The development of a cognitive rehabilitation task for mice

Published: 1 July 2020| Version 1 | DOI: 10.17632/v7sxgfs82k.1
Catrina Sims-Robinson, Alexus Williams, Taylor Lowry


Obesity, neurodegenerative diseases, and injury can all lead to cognitive deficits, which can be improved clinically with the implementation of cognitive rehabilitation. Due to a lack of effective cognitive rehabilitation tools in mice, we re-designed a cognitive task utilized to detect problem-solving deficits, to develop a cognitive rehabilitation paradigm for mice.

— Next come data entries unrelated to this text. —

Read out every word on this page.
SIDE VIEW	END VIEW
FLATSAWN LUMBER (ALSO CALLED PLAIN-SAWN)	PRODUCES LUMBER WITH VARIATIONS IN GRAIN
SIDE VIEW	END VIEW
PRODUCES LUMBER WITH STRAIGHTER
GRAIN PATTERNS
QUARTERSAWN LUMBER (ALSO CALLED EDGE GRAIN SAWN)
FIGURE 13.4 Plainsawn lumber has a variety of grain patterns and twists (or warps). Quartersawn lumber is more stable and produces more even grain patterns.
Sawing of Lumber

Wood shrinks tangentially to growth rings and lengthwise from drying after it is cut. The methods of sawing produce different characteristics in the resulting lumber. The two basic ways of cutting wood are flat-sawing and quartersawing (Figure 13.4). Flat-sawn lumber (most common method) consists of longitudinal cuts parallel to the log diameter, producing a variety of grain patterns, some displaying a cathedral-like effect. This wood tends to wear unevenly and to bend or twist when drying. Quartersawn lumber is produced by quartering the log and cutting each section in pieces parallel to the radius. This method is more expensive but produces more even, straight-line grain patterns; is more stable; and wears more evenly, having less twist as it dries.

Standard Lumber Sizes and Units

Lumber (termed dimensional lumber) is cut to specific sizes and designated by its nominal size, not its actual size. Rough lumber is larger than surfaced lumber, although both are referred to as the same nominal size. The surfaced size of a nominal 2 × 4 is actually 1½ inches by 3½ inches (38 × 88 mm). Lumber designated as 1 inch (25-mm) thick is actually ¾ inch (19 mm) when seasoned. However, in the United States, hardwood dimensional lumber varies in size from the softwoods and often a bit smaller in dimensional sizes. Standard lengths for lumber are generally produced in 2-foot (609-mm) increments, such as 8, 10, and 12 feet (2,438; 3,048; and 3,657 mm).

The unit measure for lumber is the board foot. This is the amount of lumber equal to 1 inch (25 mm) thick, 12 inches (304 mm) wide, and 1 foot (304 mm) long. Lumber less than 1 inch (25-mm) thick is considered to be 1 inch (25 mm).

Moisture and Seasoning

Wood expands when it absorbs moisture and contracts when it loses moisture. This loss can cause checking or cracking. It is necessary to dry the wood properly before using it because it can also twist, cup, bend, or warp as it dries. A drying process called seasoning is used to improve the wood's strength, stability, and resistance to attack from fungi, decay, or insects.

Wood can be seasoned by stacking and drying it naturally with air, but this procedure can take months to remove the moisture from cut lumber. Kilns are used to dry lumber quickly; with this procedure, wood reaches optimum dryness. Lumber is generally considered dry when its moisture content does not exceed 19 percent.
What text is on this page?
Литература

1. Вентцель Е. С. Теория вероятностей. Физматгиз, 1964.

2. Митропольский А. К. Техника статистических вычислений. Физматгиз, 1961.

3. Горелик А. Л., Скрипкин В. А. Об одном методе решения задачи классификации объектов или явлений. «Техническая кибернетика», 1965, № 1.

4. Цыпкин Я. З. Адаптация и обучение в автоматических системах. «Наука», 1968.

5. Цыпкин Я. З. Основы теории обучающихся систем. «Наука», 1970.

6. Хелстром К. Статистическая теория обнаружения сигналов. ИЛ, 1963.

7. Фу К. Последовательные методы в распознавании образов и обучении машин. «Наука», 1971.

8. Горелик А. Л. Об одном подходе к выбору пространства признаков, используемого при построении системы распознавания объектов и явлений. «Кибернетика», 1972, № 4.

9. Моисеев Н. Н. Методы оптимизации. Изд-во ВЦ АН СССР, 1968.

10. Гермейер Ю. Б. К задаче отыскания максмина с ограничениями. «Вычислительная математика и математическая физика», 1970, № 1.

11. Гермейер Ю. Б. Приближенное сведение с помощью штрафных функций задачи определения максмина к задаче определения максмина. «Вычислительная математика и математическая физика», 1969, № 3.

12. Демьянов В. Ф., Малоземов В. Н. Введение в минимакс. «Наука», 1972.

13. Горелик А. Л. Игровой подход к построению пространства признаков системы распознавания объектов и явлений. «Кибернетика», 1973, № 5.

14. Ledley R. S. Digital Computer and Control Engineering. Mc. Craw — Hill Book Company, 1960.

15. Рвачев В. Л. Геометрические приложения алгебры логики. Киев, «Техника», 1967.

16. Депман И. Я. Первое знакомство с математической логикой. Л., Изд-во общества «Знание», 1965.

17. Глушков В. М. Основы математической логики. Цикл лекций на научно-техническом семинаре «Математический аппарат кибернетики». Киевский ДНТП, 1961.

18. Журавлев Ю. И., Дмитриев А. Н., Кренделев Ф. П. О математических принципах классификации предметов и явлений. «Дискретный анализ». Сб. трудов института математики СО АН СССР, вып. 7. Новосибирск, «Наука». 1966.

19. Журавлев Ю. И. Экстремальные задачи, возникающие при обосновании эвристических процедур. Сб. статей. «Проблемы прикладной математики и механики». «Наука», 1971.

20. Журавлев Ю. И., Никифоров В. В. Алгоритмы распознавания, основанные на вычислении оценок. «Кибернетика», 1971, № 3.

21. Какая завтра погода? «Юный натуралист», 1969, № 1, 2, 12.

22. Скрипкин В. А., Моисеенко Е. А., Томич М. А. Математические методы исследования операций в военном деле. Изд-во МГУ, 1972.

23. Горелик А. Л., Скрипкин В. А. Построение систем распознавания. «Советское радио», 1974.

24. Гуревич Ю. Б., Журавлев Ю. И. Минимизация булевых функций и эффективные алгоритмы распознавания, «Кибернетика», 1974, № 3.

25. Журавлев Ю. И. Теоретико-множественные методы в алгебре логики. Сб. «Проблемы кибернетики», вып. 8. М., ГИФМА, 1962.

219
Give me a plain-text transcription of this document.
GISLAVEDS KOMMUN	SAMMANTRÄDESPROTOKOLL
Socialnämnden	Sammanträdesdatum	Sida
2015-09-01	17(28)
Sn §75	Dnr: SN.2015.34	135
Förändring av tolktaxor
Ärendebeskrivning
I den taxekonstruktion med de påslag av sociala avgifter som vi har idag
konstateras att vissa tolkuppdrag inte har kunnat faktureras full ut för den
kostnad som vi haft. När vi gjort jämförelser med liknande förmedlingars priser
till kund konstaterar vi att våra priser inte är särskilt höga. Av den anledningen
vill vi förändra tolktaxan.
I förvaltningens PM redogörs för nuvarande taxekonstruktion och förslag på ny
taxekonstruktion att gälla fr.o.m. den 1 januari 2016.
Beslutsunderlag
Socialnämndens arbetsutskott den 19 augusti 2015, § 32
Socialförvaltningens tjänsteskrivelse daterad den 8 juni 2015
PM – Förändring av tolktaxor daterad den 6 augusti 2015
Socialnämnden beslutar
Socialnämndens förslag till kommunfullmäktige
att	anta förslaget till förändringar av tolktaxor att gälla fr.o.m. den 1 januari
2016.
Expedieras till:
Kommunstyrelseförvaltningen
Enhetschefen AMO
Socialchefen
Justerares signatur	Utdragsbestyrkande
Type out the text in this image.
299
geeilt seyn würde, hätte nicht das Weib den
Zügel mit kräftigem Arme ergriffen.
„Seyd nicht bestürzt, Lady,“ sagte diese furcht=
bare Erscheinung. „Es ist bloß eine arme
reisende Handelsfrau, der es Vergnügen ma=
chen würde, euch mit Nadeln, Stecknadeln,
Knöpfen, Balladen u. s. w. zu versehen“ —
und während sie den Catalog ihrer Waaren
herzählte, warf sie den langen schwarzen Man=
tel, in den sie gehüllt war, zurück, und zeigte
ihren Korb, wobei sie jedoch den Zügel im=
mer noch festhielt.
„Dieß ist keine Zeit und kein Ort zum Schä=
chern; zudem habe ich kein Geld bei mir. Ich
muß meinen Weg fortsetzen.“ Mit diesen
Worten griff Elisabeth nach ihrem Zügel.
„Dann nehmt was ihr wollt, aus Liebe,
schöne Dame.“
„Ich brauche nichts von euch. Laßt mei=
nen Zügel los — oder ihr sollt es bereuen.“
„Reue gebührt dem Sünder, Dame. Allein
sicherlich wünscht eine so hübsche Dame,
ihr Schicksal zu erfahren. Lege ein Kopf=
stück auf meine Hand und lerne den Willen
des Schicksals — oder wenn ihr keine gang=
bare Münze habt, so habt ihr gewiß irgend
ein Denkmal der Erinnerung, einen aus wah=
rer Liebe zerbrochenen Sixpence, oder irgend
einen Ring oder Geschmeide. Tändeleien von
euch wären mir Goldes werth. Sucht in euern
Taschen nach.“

In this study, we modified the Puzzle Box task by exposing B6 mice to a variety of obstacles and assessing the escape latencies. We then combined obstacles in order to create a “complex obstacle” for the problem-solving task. The mice display an improvement in the performance with repetition, evident by a shorter escape latency and the ability to maintain this improvement in performance, indicative of long-term memory. Given that this approach is new, we validated whether this task could successfully detect deficits in a mouse model of cognitive impairment, the high-fat diet mouse. We demonstrate that high-fat diet mice have longer escape latencies when exposed to the complex obstacle compared to standard diet control mice. Taken together, these data suggest that the Puzzle Box is a valid task for cognitive rehabilitation in mice.